4- Sonuçta toplum olarak, sağlıklı beslenmenin bu dünyadaki hayatımız için ne kadar önemli olduğunu hiç anlamamış durumdayız. En önemli tedbir bu konuda toplumun çeşitli kanallardan çeşitli yöntemlerle sürekli uyarılması ve eğitilmesidir. Kaliteli gıda pazarımız çok küçük olduğundan bu konuya yatırım yapan da çok azdır. Genelde Türkiye’de, hep ucuzu üreten kazanır, kaliteyi üreten değil, çünkü kaliteyi bilinçli olarak arayan bir tüketici pazarı yoktur. Kaliteliyi üretirken çalamazsınız veya yanlış olduğunu bilmeden yanlışlar da yapamazsınız, zordur, ama ucuzu üretirken yanlış yapmak, çalmak, hile yapmak çok kolaydır ve işiniz daha kolay, daha kazançlı yürür. Konunun içinde olmayanlar için çok basitleştirerek anlatırsak, bir haşere ilacını tarifinden biraz fazla atarsanız daha fazla haşere yok edip daha sağlığa zararlı ama daha fazla ürün elde edersiniz. Sebzeye izin verilenden daha fazla hormon atarsanız daha sağlıksız ama daha büyük, daha gösterişli ürün elde edersiniz.

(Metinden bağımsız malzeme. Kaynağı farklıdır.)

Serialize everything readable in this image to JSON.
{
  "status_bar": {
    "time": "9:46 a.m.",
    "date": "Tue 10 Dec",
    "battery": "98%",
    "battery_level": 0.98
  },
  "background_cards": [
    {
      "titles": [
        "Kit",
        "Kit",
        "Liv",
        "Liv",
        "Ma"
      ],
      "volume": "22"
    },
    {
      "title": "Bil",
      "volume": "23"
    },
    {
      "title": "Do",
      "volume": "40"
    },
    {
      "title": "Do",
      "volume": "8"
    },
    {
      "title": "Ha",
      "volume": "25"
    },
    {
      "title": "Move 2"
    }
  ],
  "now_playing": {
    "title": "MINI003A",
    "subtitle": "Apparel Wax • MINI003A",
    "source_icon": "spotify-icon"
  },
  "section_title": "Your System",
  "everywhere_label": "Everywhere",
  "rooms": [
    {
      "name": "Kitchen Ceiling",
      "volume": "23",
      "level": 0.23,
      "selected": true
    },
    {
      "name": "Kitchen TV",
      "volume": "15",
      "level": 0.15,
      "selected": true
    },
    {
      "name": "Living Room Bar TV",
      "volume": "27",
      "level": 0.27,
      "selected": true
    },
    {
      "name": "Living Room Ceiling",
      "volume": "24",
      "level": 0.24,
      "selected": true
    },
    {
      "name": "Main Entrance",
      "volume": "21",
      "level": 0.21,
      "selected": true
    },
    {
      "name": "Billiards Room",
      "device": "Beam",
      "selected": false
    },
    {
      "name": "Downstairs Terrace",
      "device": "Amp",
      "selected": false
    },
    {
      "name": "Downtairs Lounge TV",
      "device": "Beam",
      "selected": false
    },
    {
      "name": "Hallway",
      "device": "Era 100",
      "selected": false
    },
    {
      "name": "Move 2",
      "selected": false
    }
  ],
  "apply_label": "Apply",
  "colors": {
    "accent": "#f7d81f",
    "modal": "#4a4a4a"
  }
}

En ucuzu üretmek çabası da bizi kaçınılmaz olarak bugünlere getirmiştir. Bunun, yukarıda özetlediğim gibi, ülke gelir düzeyi ile de ilgisi yoktur, esas sorun eğitim sorunumuzdur. Ülkemizde kaliteli gıda pazarı yok denecek kadar küçüktür, ama canımız yanınca pazar varmış, biz ürün aramışız da kimse üretmemiş gibi şikayetleniriz.
Elbette, araç, konut, giyim, telefon gibi lüks tüketimde kaliteli ürün arıyoruz ama bunun bilinç altımızdaki motivasyonu; en öncelikli konu olması gereken sağlığımız veya daha verimli bir kullanım değil, ‘sosyal statü’müzü yükseltmektir. Bu ürünler ve dolayısı ile harcamalarımızı hep yanımızda görüp egomuzu tatmin ederken, sanki sağlıklı gıdaya harcadığımız paranın sadece tuvalete gittiğini zannediyoruz. Bu, cehaletin zirvesidir, tuvalete giden sadece aldığımız gıdanın posasıdır, o gıdanın özü de beyin hücrelerimizi besler, canlı tutar. Şikayet ettiğimiz ortamın aslında en temel sorumlusu üretici değil, tüketicimizdir. Bugün, bilerek sağlıksız gıda üretenler, sadece sistemdeki boşluktan yararlanan, her zaman her yerde oluşabilen fırsatçılardır.
Hayat biz varsak vardır ve onun da tek olmazsa olmazı sağlıktır, bu konuda yapılabilecek en akıllı eylem de, yaşam tehlikeye girince bağırmak değil, onu nasıl sürdürebileceğimizi düşünmektir – bir şekilde bu bilince varmamız gerekiyor.